Part of the intrigue of Ophelia is that she doesn’t resist these figurative identities. In fact, she embraces them with open arms. Take Ophelia’s response to Laertes after he advises her to stay out of Hamlet’s way:
LAERTES
Farewell, Ophelia, and remember well
What I have said to you.
OPHELIA
’Tis in my memory locked,
And you yourself shall keep the key of it.
(1.3.90-93)
Ophelia is quick to judge that her brother sees her as nothing more than an empty vessel to influence, and she claims this objectification proudly by turning her own mind into a figurative element – something to be locked and unlocked with a key.

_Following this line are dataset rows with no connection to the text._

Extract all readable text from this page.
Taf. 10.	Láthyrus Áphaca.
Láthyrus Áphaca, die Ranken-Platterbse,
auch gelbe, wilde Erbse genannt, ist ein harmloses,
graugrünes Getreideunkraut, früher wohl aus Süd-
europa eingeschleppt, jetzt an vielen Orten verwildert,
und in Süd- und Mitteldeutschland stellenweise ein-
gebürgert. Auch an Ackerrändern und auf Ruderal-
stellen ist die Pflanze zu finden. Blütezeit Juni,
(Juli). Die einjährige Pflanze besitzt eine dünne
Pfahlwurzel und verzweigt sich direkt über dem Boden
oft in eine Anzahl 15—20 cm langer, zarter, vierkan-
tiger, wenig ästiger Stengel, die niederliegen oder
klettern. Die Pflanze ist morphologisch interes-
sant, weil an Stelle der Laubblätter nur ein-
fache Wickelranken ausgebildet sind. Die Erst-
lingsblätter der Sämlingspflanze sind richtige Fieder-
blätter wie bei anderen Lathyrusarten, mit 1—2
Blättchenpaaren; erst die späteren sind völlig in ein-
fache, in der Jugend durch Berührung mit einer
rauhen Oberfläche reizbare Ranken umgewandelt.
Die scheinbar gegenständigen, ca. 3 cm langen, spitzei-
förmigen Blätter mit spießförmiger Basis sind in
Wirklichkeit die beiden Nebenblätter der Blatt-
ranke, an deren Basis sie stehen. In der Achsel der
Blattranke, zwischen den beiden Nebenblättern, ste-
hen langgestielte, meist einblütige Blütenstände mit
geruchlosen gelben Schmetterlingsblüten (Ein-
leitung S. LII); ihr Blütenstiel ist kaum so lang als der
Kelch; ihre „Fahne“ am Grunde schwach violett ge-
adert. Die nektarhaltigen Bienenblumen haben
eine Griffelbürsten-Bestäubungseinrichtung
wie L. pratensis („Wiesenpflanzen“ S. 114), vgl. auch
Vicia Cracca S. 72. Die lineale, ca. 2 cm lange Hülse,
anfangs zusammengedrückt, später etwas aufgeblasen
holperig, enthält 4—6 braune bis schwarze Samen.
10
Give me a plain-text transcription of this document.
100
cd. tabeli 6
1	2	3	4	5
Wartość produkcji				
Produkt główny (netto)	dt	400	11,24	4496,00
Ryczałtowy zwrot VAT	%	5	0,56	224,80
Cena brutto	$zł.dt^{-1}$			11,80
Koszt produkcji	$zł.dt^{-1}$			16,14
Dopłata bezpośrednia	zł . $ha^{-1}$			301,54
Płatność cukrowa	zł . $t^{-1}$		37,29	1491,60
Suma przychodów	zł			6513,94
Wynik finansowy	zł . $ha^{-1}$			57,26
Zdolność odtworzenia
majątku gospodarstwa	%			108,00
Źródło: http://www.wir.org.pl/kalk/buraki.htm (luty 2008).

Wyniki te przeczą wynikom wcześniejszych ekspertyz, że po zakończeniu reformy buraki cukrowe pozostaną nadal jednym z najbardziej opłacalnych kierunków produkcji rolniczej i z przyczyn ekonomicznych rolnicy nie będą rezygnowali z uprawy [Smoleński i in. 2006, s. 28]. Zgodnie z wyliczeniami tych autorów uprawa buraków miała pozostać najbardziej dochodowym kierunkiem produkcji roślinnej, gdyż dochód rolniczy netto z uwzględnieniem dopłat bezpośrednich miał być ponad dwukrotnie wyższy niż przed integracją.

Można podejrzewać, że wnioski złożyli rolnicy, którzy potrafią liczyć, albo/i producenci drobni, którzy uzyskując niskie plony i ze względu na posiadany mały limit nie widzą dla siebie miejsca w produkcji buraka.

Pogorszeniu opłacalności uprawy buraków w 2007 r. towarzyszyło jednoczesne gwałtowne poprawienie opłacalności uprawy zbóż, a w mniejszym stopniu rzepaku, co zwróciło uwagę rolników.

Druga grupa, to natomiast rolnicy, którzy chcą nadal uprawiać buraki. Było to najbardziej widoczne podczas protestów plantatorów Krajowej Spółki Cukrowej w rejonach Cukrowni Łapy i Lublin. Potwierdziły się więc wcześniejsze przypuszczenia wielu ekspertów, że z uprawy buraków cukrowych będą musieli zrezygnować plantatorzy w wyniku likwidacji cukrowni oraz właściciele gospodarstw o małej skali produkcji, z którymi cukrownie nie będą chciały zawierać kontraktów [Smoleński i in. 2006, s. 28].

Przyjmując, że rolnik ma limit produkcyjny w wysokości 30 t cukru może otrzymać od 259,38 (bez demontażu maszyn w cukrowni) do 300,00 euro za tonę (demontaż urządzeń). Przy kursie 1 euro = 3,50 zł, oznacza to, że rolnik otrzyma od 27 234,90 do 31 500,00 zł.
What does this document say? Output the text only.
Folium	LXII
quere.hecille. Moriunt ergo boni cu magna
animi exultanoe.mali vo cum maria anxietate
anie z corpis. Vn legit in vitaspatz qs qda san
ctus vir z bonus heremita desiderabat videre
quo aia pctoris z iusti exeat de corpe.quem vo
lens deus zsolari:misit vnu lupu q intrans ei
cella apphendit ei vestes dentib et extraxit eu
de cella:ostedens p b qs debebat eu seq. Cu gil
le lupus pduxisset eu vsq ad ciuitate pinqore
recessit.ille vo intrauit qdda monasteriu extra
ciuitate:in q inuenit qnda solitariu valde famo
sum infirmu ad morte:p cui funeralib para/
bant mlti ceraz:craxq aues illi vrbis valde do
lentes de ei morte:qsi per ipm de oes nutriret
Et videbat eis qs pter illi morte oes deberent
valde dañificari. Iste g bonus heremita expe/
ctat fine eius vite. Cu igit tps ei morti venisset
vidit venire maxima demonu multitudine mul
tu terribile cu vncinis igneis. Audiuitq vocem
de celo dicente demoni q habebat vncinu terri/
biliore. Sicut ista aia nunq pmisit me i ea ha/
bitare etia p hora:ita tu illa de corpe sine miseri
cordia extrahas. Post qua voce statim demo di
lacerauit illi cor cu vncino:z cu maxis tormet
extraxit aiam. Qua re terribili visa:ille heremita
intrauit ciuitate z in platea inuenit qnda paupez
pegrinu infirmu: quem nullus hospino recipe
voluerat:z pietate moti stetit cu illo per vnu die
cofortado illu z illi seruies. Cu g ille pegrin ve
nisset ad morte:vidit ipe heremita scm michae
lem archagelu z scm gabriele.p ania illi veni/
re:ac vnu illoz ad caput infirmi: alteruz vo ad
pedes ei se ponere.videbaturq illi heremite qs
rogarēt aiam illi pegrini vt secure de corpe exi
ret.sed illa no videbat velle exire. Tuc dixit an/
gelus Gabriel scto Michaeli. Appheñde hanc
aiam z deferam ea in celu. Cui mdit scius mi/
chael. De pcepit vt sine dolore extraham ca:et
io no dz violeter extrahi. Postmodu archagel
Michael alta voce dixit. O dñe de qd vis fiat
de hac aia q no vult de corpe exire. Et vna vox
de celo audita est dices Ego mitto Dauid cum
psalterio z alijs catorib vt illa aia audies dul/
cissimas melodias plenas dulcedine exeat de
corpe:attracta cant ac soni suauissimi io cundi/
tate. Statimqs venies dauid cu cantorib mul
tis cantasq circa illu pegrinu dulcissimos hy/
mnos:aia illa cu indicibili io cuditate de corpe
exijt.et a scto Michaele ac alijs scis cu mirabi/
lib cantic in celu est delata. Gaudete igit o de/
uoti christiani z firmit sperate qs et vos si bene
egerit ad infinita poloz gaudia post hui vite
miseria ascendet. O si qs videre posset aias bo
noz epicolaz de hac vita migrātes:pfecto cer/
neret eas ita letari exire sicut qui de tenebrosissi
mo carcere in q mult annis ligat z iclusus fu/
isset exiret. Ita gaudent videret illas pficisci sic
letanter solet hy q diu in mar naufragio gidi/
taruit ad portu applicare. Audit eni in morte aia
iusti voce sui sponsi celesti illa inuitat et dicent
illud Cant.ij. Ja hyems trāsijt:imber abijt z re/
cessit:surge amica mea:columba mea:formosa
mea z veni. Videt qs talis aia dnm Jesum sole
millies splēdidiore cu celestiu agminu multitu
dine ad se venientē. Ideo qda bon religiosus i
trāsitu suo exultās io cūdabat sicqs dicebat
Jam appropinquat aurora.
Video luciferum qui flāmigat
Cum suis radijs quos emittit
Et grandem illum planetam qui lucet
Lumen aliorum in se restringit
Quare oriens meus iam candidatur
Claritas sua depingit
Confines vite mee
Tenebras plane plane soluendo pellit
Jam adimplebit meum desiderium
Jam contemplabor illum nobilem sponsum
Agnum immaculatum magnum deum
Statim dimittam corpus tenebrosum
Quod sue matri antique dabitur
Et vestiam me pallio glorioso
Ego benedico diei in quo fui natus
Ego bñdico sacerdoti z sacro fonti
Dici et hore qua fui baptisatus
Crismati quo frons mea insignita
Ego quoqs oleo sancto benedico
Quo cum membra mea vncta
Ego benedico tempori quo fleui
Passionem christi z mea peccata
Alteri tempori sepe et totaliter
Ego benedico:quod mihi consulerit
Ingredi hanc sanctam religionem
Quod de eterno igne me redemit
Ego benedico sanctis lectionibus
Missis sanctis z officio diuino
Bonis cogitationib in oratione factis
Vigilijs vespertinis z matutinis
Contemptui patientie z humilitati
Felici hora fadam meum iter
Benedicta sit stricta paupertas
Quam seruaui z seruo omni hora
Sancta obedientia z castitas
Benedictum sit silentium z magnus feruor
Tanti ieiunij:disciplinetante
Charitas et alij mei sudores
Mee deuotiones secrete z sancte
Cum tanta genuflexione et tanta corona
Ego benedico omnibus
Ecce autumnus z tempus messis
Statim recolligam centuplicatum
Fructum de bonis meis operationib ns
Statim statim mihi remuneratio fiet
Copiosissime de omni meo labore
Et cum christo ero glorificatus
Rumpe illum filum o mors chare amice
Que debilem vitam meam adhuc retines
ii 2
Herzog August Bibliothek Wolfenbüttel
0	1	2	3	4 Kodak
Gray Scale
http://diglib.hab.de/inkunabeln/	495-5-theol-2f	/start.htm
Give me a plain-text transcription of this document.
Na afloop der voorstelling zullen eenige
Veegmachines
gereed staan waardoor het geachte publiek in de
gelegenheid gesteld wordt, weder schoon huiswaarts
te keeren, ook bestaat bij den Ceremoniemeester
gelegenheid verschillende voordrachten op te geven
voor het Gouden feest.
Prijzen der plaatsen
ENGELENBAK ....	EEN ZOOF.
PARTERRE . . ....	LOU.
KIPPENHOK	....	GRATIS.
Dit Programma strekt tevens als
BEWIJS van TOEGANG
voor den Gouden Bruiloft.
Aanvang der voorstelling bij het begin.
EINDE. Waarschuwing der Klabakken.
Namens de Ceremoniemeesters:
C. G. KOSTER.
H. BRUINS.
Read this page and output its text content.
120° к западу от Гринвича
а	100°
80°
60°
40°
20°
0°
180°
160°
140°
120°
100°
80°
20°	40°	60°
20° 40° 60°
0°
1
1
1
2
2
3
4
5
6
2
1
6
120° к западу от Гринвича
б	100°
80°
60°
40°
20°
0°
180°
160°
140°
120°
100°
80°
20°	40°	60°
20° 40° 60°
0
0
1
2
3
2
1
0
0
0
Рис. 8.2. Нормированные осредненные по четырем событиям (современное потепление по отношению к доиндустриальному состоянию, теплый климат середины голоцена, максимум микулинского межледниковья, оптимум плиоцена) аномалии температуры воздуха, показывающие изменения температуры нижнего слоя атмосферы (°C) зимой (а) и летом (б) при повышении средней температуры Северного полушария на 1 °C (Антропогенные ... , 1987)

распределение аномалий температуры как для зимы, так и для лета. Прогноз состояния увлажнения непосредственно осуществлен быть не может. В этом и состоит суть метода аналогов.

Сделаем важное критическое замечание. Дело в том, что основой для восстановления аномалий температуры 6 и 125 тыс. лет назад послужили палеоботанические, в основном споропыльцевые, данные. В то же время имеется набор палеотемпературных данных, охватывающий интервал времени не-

She does this again in the same scene, “I shall the effect of this good lesson keep/ As watchman to my heart” (1.3.49-50). Ophelia’s quietly confident acceptance of the figurative identities cast onto her by others offers us clues into her self-awareness. She knows she has been denied a sense of subjectivity all her life. And so, she’s developed mastery over the figurative. Ophelia’s ability to manipulate figurative language therefore becomes her strength, and her power. We see this in full force towards the end of the play. When her father Polonius is murdered by Hamlet, Ophelia goes mad and begins handing flowers to the members of the king’s court:
OPHELIA
There’s fennel for you, and columbines.
There’s rue for you, and here’s some for me; we
may call it herb of grace o’ Sundays. You must wear
your rue with a difference. There’s a daisy. I would
give you some violets, but they withered all when
my father died. They say he made a good end.
(4.5.204-209)
Though there are no explicit stage directions to mark who receives which flower, symbolism provides clues. Fennel and columbine go to King Claudius as insulting symbols of infidelity and deceit. To Queen Gertrude, Ophelia offers rue, a symbol of sorrow and repentance, which must be worn “with a difference” by the queen for they reveal her carnal lust. Ophelia cannot offer violets to anyone as there is no faithfulness or fidelity in this court.
And with that, Ophelia, the demure, weak, oblivious tragic heroine has exacted a striking blow of revenge. Her vengeance is subtle; as a woman she cannot hack Hamlet to pieces with a poisoned sword. Still, through artful rhetoric – her use of figurative language – Ophelia does great damage, exposing the deceitfulness of the play’s leading characters in front of witnesses.
We’ve only peeled back some layers. There are so many more ways to read Shakespeare’s most misunderstood tragic heroine. But for me, I like the readings where Ophelia is not only a docile victim of her own sexuality. I like the readings where she is a conscious political player making the most in her patriarchal world. I like the readings where she has power.